Shamanic Yoga and Healing
There is something so magical about how nature goes through its cycles in order to continually rise again. Leaves fall, plants break through from the earth to reach the sun, buds open, and the rivers surge past the old banks after big storms to expand into their new flow. Nature has its own rhythm and cycles for bringing balance, and our duty is to sync up our natural rhythms with hers to bring greater balance and overall wellbeing for all. In Shamanic Yoga students are empowered to do their own personal healing work for the greater community. It differs from the notion of yoga as therapy, which is considered to be care that we give to an individual patient for his or her disorder or disease. Here, the intention for the healing is to return each person to his or her inherent wholeness and natural rhythm.
Yoga as healing work begins with the teacher seeing the student in their highest state. Seeing ourselves in each other is the notion that there is no separation. Dr. Stanley Hew Len demonstrated this in the Hawaii State Hospital, more than thirty years ago, with mentally ill criminals who had committed extremely serious crimes. He sat with each criminal’s file, practiced the process of Ho’oponopono (I love you, I’m sorry, please forgive me, thank you) and, as a result, the rate of recidivism was decreased. He believed he was working on himself as much as he was working on them. When we allow ourselves to step into this, knowing that the work we do is for the collective, the back door of sameness opens up and softness arises.
Yoga asana, pranayama, mantra, mudra, japa, meditation, storytelling, and active prayer are techniques used to call each of us back home to this remembrance that we are enough. The physical body is the layer between our connection to the earth, the atmosphere, our everyday interactions and our inner experience. By anchoring into the earth and setting our roots down, we arrive into our bodies, allowing the spiritual experience to begin with simply being there in this form of embodiment. This simple practice is a reminder to source from that which is stable (the earth, the mountains, nature) and then stay plugged into your center–“still-point”. Setting a strong beginning, where the space is one that is settled and deeply grounded, stabilizes students for the session and allows opening beyond time and space, form and formless.
The healing work during this practice is steadily integrated through each session.
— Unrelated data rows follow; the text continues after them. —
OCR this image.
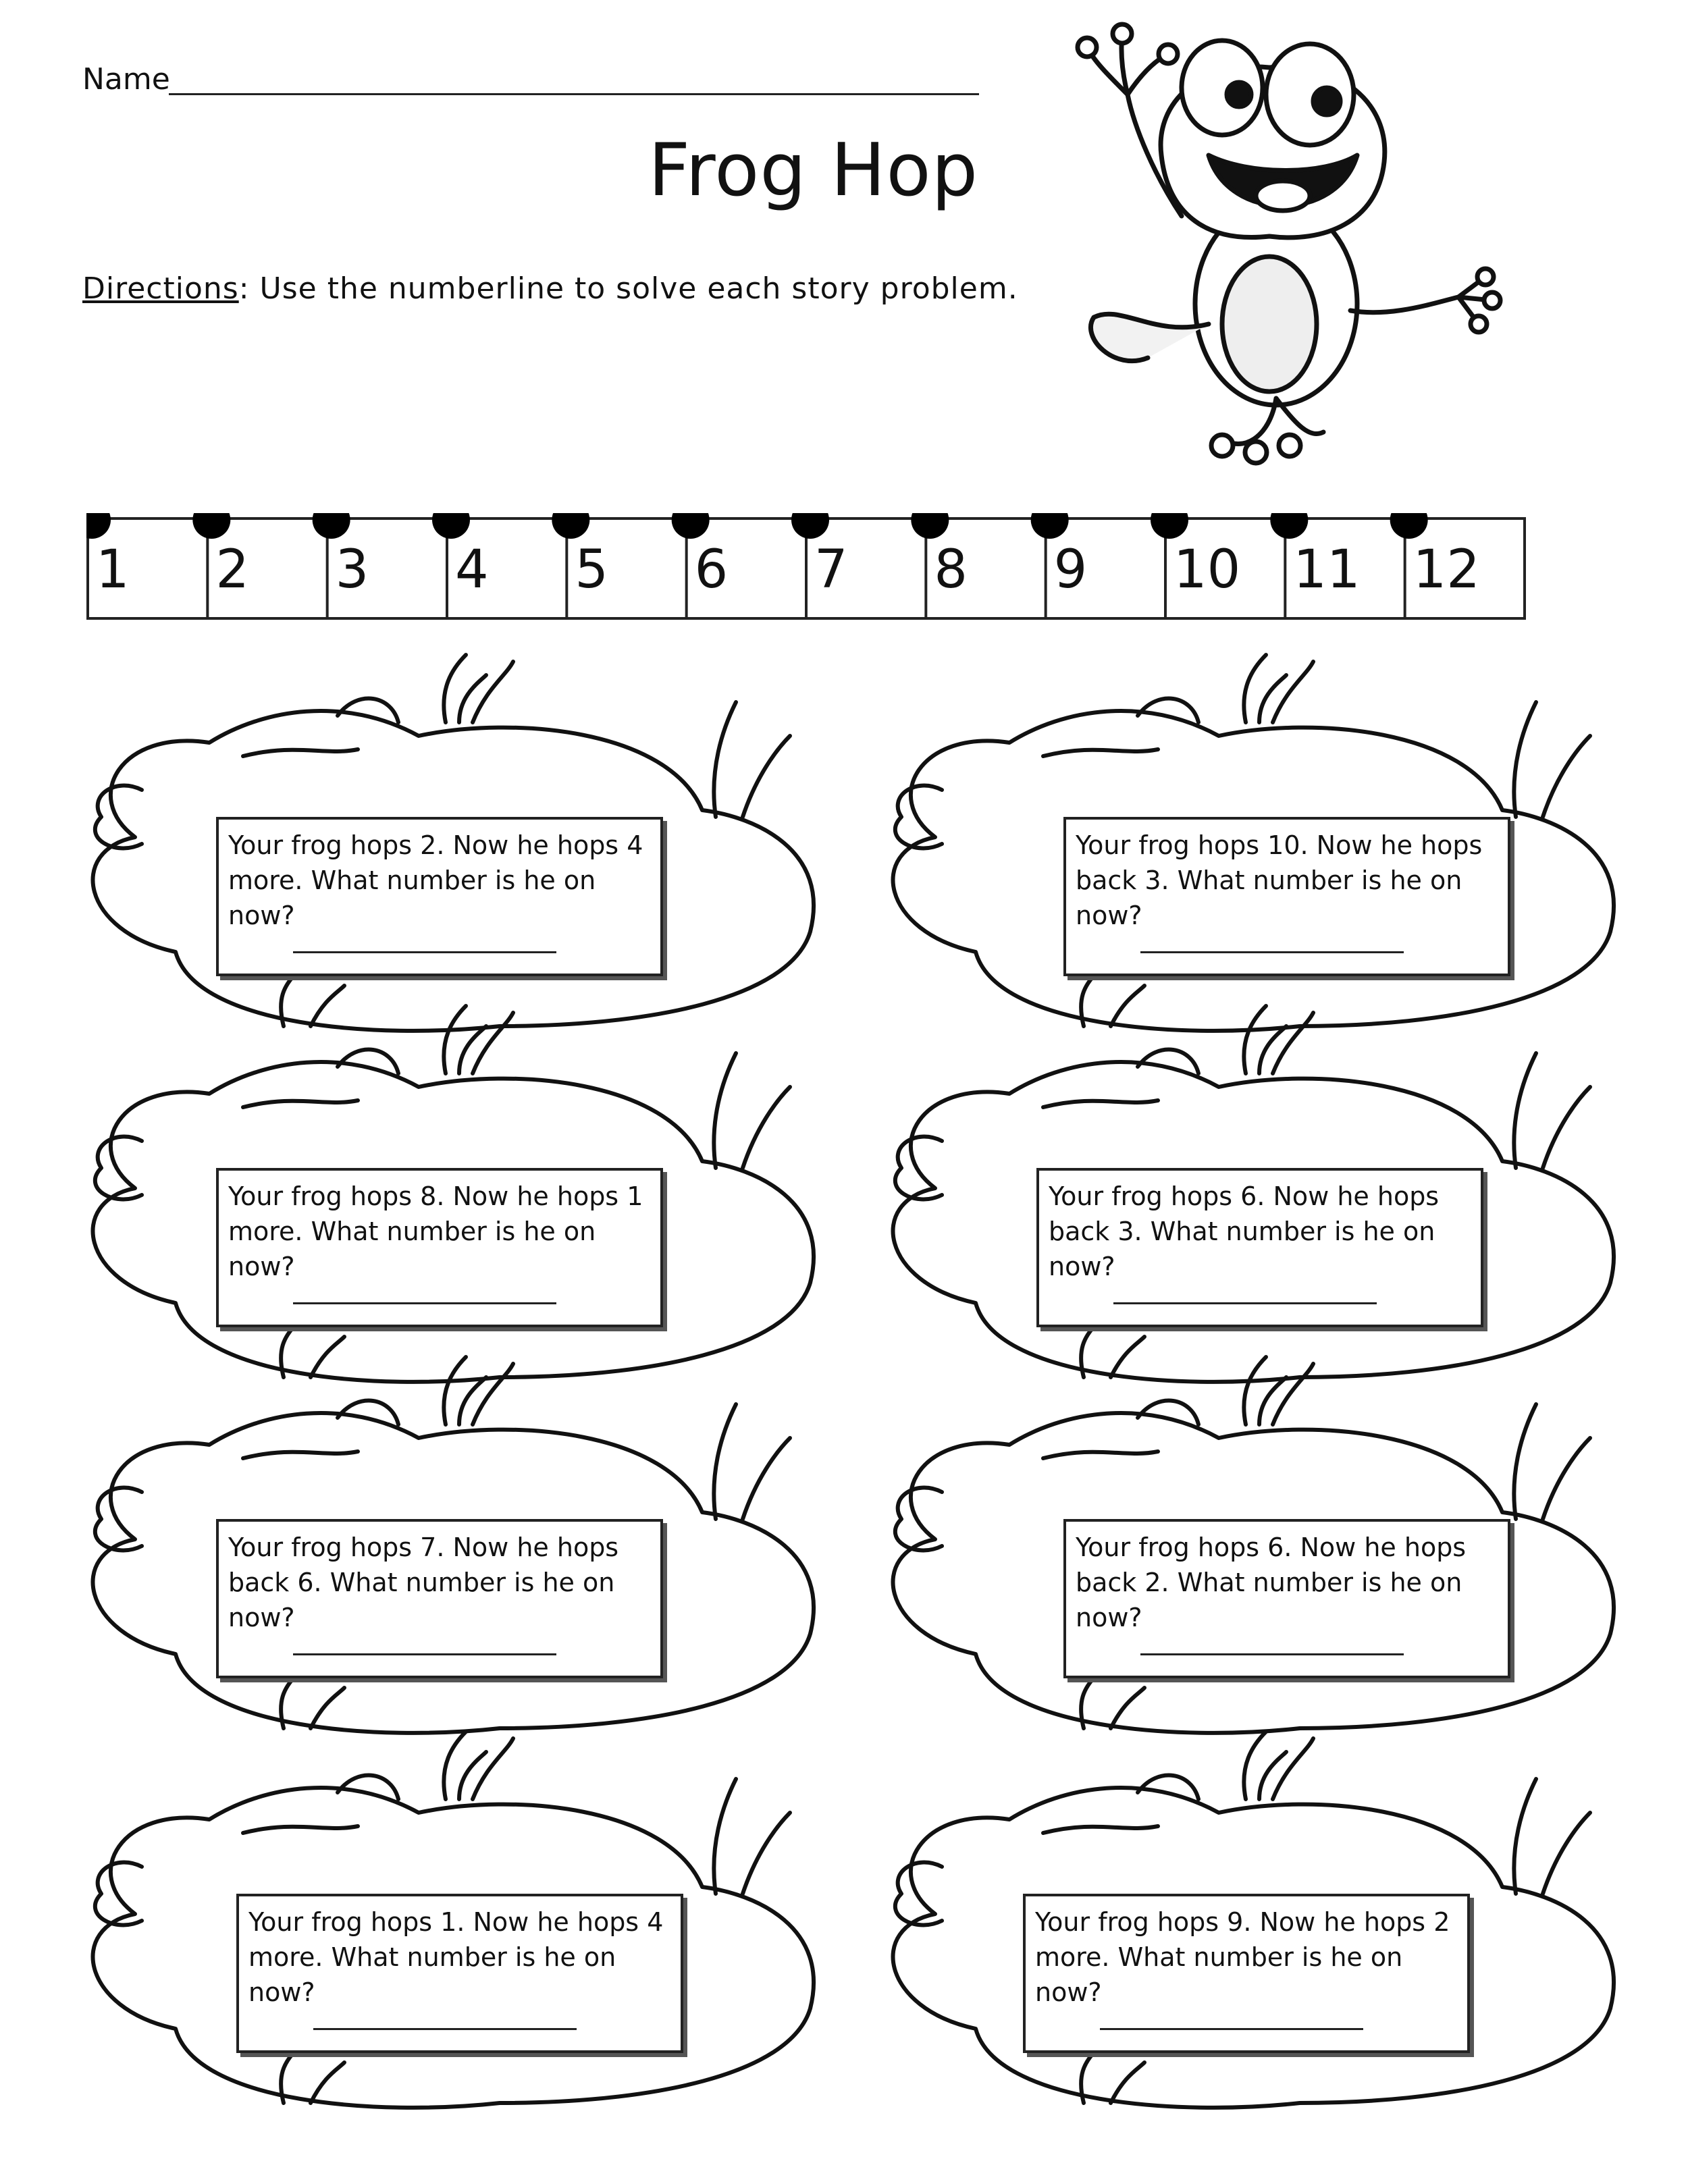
Name
Frog Hop
Directions: Use the numberline to solve each story problem.
1 2 3 4 5 6 7 8 9 10 11 12

Your frog hops 2. Now he hops 4 more. What number is he on now?

Your frog hops 10. Now he hops back 3. What number is he on now?

Your frog hops 8. Now he hops 1 more. What number is he on now?

Your frog hops 6. Now he hops back 3. What number is he on now?

Your frog hops 7. Now he hops back 6. What number is he on now?

Your frog hops 6. Now he hops back 2. What number is he on now?

Your frog hops 1. Now he hops 4 more. What number is he on now?

Your frog hops 9. Now he hops 2 more. What number is he on now?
Active prayer is used to set an intention, at the beginning, for the group or individual, knowing we are working in co-creation towards one’s highest destiny or the highest good. Space is then held for releasing that which is no longer serving, removing fears and limits, and transforming heavy energy to light. As the teachings are woven in, clearing practices, such as breath work and movement, are used to unblock any locked areas so we are no longer pulled back, but can move forward. As we begin to do this clearing, we step into a lighter and luminous field of awareness. Each person is strongly encouraged to navigate and find clearing practices that work for him or her. This method has no fixed way and truly follows the premise that everyone comes with unique wisdom and that we are here to remember the medicine that works for us.
To fully reconnect to our vitality sometimes means calling parts of our deepest self back home, gathering our soul pieces that we may have lost. At times, when one experiences an emotional or physical trauma, a part of one’s soul (our vitality, our essence) flees the body in order to survive the experience. It is how we survive pain and is a survival mechanism. Returning to the light is a welcoming back home to our heart and a trusting in the process for a greater vision of peace. Through the practice, moving beyond time and space, students may journey to forgotten places and gather lost parts. This may occur through storytelling, movement and music, meditation or song. Yoga as healing provides opportunity for each one of us to open up fully to love, radically forgive and soar deeply into our destiny. It is an opportunity for each of us to be active in our own healing process, knowing the work we do is for our children, our children’s children and for all of our ancestors.